An urn contains $1$ black and $2$ white balls. One ball is drawn at random and its color is noted. The ball is replaced in the urn, together with an additional ball of its color. There are now four balls int he urn. Again, one ball is drawn at random from the urn, then replaced along with an additional ball of its color. The process continues in this way. Let $B_n$ be the number of black balls in the urn just before the $n$th ball is drawn. I'm supposed to find some conditional expectations here, but I'm not sure how this would work.
Firstly, this is a homework question and I'm just looking for tips on maybe how to look at this in a different way than it's stated or just some different tid-bits of info on how to get started on it.
Best Answer
If you have $b$ black balls and $w$ white balls then the proportion of black balls is $\dfrac{b}{b+w}$.
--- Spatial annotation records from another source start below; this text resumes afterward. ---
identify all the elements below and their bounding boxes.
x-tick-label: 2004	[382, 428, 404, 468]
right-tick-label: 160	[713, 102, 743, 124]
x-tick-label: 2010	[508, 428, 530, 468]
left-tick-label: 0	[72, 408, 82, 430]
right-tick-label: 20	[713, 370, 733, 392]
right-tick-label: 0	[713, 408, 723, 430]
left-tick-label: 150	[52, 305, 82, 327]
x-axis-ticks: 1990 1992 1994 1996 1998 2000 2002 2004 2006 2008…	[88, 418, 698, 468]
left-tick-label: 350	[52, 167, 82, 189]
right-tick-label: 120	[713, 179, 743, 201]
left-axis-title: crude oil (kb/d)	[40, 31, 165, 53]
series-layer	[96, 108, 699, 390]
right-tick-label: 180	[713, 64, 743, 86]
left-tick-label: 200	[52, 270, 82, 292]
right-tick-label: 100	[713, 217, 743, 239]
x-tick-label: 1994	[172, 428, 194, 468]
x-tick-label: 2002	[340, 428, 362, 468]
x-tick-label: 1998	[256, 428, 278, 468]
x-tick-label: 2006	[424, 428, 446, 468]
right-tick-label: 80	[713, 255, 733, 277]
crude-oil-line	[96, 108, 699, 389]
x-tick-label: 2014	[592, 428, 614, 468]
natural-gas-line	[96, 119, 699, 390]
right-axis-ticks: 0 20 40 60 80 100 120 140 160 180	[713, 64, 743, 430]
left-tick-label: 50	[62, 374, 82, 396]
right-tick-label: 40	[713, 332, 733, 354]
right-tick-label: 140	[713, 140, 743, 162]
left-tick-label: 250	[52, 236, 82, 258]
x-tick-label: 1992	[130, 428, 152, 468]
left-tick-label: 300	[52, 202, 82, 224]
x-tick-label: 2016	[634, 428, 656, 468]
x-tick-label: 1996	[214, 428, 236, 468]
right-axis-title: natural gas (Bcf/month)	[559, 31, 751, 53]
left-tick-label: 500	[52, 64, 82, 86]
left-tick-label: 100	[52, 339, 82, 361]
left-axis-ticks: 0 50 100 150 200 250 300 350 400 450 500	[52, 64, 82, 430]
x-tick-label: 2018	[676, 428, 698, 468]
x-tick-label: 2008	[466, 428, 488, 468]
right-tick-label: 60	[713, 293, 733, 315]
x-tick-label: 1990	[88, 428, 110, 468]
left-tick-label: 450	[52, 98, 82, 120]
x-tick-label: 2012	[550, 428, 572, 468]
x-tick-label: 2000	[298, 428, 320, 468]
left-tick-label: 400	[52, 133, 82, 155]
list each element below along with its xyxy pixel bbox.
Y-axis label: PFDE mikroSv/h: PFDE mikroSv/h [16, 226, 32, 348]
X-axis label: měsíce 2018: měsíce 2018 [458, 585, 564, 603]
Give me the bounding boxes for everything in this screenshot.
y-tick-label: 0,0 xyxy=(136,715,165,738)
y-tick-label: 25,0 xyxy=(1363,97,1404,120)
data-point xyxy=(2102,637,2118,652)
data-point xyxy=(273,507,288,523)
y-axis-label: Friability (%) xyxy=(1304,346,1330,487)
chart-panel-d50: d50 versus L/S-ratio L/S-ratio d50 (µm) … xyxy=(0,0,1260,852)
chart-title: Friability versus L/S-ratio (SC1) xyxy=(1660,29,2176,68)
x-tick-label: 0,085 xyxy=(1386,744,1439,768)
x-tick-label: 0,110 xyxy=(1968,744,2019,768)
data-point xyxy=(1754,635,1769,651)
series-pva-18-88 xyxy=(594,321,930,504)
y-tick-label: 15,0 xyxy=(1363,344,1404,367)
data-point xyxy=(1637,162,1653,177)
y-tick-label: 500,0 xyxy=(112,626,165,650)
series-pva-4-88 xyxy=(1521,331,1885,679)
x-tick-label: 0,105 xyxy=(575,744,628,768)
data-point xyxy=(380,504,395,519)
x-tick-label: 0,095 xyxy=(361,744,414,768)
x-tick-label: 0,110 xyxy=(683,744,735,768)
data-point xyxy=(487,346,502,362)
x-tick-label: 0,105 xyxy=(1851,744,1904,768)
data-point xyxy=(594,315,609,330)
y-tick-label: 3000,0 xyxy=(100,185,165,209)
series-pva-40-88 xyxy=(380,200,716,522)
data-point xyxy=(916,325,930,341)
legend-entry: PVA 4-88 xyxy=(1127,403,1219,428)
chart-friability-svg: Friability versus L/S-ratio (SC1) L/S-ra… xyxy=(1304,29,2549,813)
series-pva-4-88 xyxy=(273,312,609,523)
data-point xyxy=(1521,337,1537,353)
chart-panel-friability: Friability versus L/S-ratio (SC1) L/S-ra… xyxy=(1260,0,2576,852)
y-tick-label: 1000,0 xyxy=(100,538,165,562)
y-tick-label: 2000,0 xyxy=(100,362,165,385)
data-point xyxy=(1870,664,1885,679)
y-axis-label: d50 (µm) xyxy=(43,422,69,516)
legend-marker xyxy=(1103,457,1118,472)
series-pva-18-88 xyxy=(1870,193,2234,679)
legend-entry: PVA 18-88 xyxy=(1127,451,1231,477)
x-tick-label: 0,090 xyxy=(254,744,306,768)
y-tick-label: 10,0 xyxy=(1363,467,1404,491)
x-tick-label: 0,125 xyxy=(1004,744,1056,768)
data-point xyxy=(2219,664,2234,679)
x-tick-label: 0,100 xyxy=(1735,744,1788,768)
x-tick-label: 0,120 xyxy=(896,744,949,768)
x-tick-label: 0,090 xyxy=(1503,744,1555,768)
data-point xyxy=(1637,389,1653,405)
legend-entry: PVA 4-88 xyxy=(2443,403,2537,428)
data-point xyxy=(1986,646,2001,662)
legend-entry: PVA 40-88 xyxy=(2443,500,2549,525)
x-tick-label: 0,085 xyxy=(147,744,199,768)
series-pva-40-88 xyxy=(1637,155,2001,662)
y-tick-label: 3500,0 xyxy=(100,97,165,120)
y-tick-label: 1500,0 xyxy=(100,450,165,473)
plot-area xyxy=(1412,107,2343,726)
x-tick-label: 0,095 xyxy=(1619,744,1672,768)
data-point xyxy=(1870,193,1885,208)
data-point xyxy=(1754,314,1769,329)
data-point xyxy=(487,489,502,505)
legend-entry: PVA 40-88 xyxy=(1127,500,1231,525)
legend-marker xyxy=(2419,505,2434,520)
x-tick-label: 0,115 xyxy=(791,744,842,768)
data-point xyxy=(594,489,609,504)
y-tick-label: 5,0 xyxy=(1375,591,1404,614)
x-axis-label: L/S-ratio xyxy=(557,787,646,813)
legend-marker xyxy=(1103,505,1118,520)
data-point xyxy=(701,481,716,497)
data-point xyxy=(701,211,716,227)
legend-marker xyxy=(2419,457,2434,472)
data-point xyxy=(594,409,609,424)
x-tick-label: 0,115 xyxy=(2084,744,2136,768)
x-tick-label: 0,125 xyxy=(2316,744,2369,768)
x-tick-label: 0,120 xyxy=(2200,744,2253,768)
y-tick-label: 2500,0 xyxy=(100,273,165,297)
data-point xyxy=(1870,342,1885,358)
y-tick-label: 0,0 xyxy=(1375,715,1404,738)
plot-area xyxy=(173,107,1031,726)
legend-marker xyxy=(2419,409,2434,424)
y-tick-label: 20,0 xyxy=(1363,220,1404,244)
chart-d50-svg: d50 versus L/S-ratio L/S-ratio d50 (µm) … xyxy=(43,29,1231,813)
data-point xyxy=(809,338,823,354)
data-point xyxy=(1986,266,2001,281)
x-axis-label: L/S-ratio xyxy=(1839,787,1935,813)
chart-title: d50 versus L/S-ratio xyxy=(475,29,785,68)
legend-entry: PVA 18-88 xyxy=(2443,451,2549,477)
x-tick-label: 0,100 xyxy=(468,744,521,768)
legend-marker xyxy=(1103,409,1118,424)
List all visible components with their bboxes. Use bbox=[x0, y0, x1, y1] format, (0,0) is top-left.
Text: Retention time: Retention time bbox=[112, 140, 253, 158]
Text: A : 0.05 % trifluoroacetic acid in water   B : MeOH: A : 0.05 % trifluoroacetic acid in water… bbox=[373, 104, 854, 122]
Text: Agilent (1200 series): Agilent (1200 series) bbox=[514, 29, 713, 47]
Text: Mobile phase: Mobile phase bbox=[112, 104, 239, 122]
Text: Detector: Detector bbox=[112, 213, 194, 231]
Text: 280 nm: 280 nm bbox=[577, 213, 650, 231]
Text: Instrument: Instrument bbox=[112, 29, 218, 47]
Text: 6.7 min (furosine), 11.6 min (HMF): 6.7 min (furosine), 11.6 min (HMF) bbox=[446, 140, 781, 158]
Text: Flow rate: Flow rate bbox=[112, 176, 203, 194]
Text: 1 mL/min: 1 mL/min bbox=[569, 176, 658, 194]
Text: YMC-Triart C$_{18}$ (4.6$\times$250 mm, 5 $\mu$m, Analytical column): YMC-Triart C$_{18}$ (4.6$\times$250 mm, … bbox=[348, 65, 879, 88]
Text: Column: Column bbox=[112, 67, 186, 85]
You then add a black ball with probability $\frac{b}{b+w}$ and a white ball with probability $\frac{w}{b+w}$. So the expected proportion of black balls becomes $$\frac{b}{b+w} \times \frac{b+1}{b+w+1} + \frac{w}{b+w} \times \frac{b}{b+w+1}.$$ Multiply this out and simplify and you will find this is still $\dfrac{b}{b+w}$. So the expectation stays the same as you move forward through the process and so by induction remains the same in future.